Assessing the Impact of the Western Climate Initiative on Quebec industrial facilities
Julien Hanoteau  1, *@  
1 : Kedge Business School
Ministère de l'Education nationale, de l'Enseignement supérieur et de la Recherche
* : Auteur correspondant

Since 2013, Quebec (Canada) has implemented a greenhouse gas emissions trading system (ETS) as
part of the Western Climate Initiative. This carbon monetization has provoked strong reactions,
particularly in the industrial sector, where companies feared a loss of competitiveness on world
markets. The goal of this article is to assess the impact of these regulations on industrial plants in
Quebec. Conditional Difference-in-Differences OLS regressions show that regulated plants in Quebec
have reduced their GHG emissions about 10 percent faster than non-regulated plants in the rest of
Canada.
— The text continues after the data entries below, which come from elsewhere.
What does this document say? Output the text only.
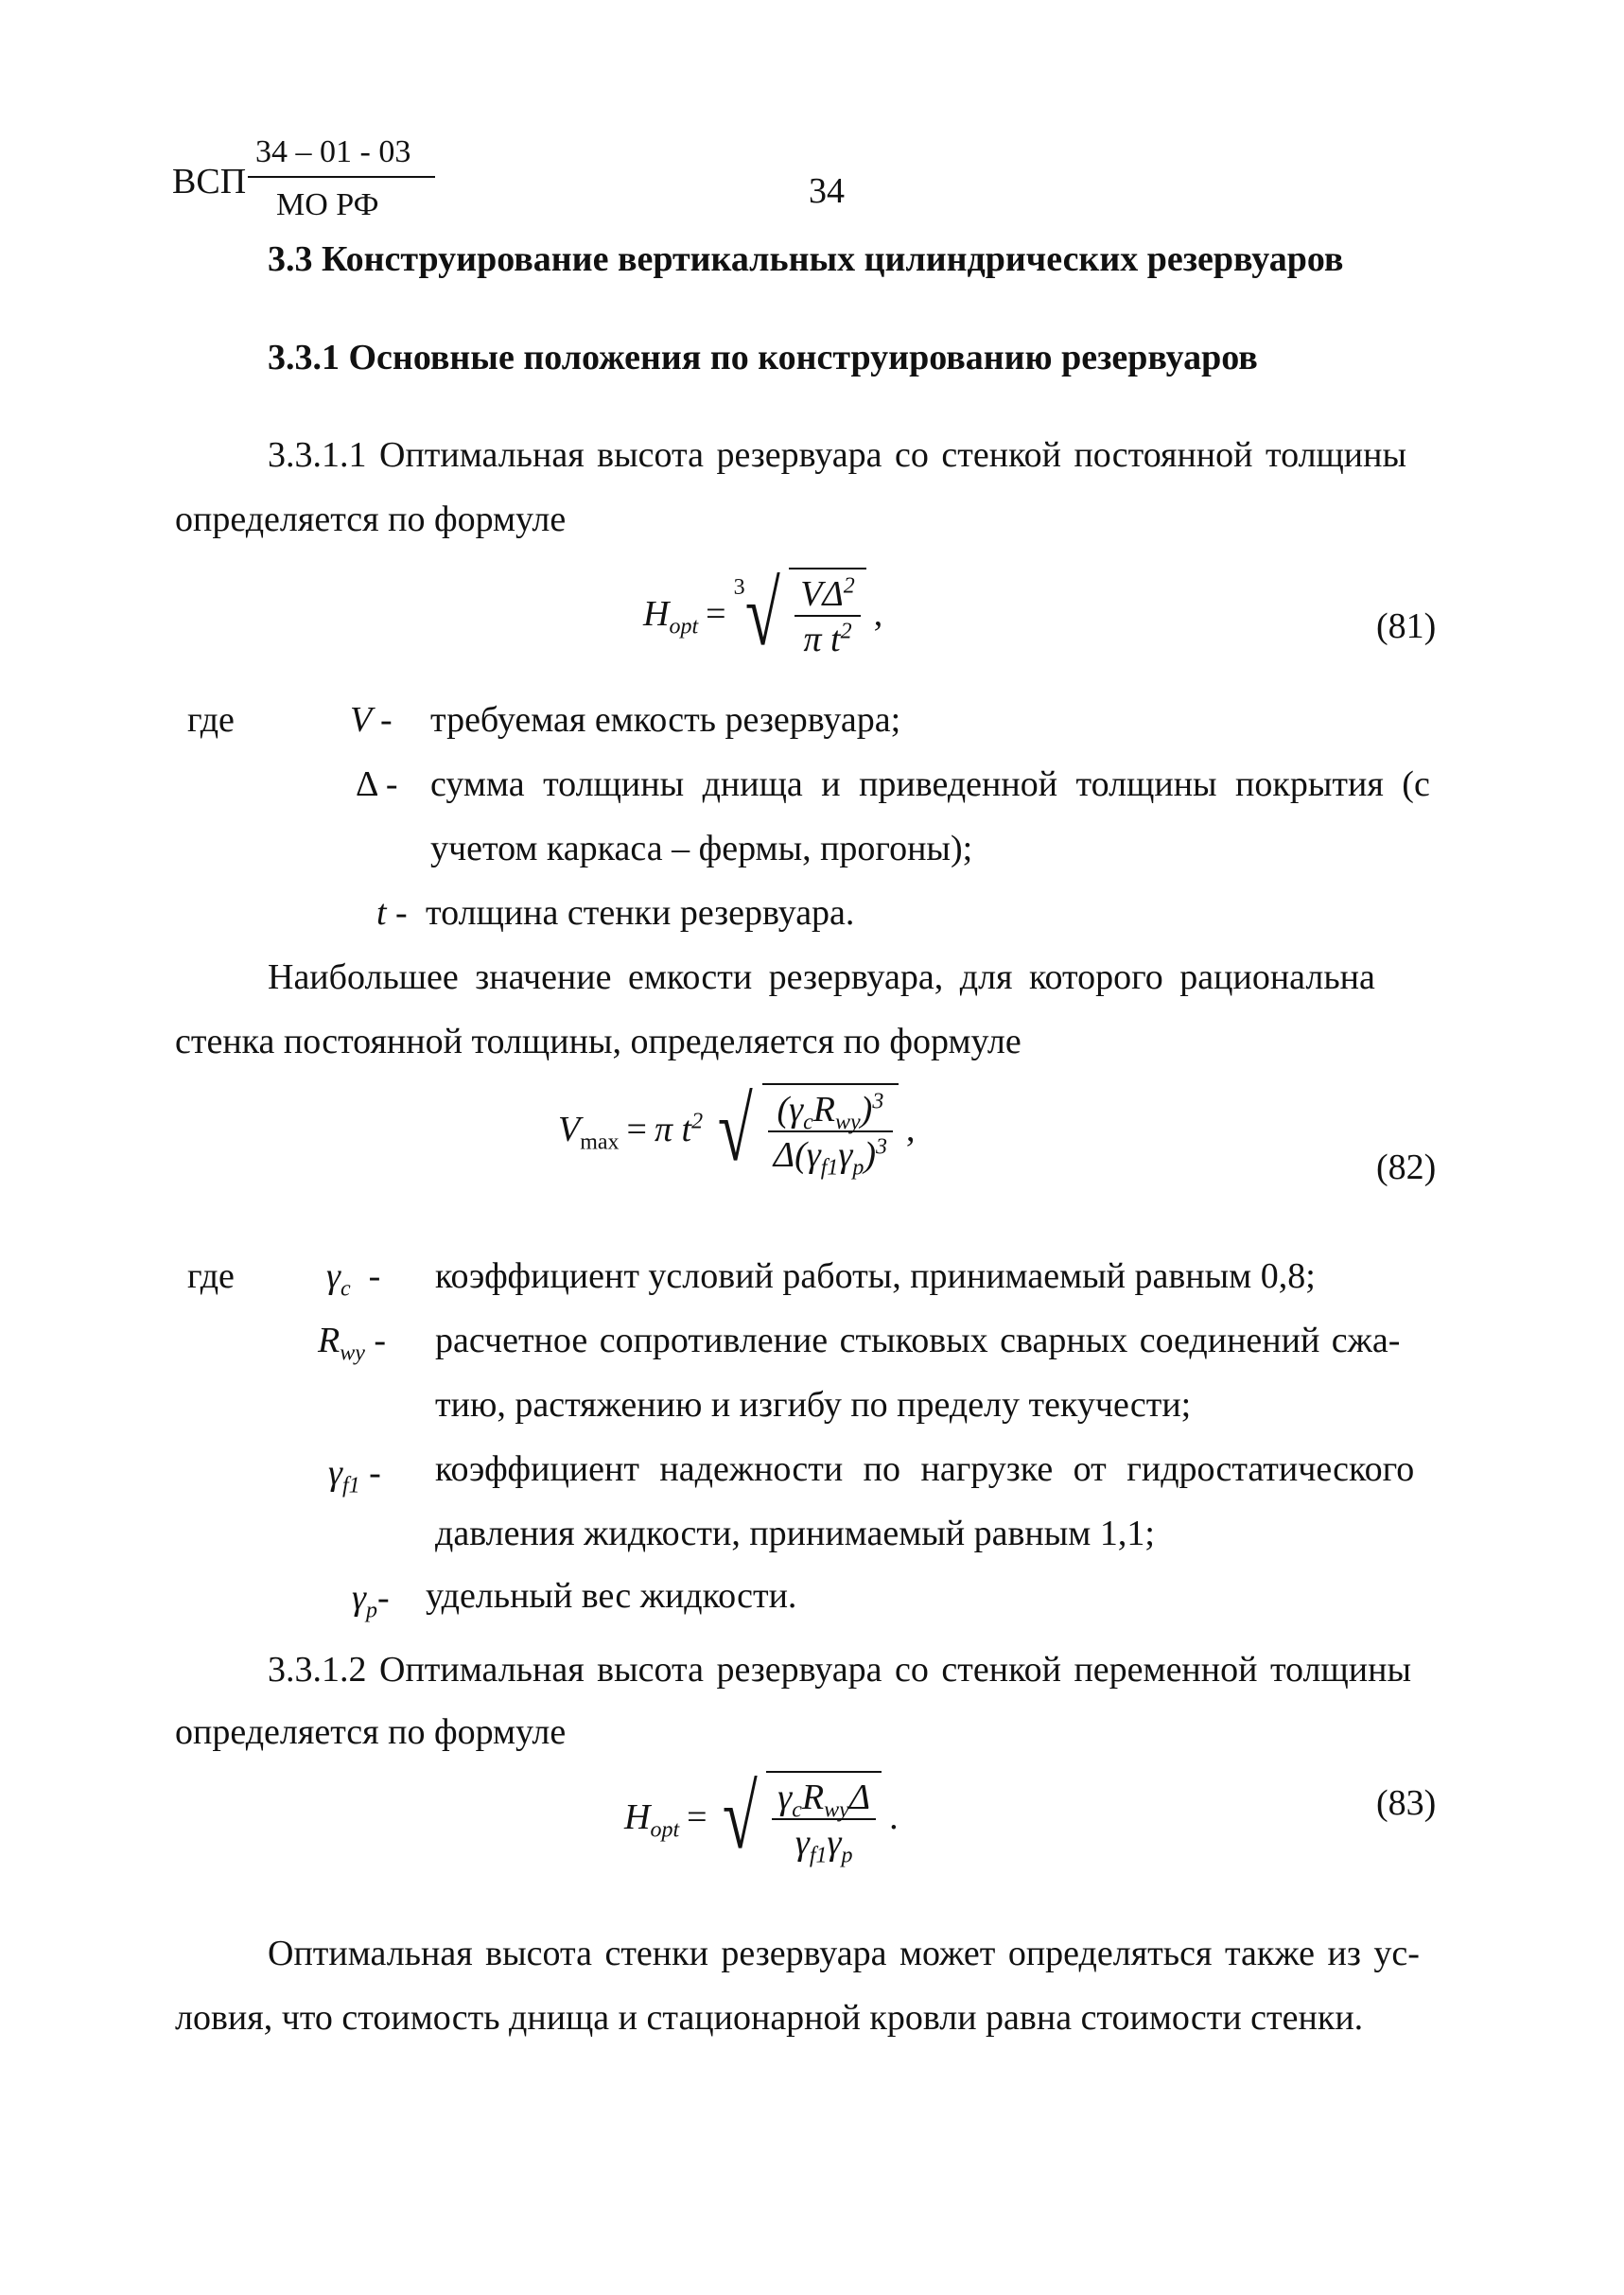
ВСП
34 – 01 - 03
МО РФ	34
3.3 Конструирование вертикальных цилиндрических резервуаров
3.3.1 Основные положения по конструированию резервуаров
3.3.1.1 Оптимальная высота резервуара со стенкой постоянной толщины
определяется по формуле
$H_{opt}$ =
3 √ $\frac{V\Delta^2}{\pi t^2}$ ,	(81)
где	V - требуемая емкость резервуара;
Δ - сумма толщины днища и приведенной толщины покрытия (с
учетом каркаса – фермы, прогоны);
t - толщина стенки резервуара.
Наибольшее значение емкости резервуара, для которого рациональна
стенка постоянной толщины, определяется по формуле
$V_{max} = \pi$ $t^2$ √ $\frac{(\gamma_cR_{wy})^3}{\Delta(\gamma_{f1}\gamma_p)^3}$ ,
(82)
где	$\gamma_c$  - коэффициент условий работы, принимаемый равным 0,8;
$R_{wy}$ - расчетное сопротивление стыковых сварных соединений сжа-
тию, растяжению и изгибу по пределу текучести;
$\gamma_{f1}$ - коэффициент надежности по нагрузке от гидростатического
давления жидкости, принимаемый равным 1,1;
$\gamma_p-$ удельный вес жидкости.
3.3.1.2 Оптимальная высота резервуара со стенкой переменной толщины
определяется по формуле
$H_{opt}$ = √ $\frac{\gamma_cR_{wy}\Delta}{\gamma_{f1}\gamma_p}$ .	(83)
Оптимальная высота стенки резервуара может определяться также из ус-
ловия, что стоимость днища и стационарной кровли равна стоимости стенки.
They have also reduced employment about 7 percent faster. However, the implementation of
the Quebec carbon ETS had no significant impact on the efficiency of production with respect to GHG
emissions. These results suggest that during the period 2013-2015, regulated facilities in Quebec did
not adapt to the program through a change in their production processes or technology that would
affect carbon intensity. This raises questions about how efficiently Quebec's ETS induces innovation in
industrial facilities. Other studies on the early-stage effects of the British Columbia (Canada) carbon
tax scheme reveal that facilities adapted to it by cutting employment, but that this effect has been
mitigated thanks to the positive effect of a green fiscal reform that accompanied the carbon tax. This
finding challenges the initial allocation scheme of carbon permits in the Western Carbon Initiative,
underlying the importance of appropriately recycling carbon rent.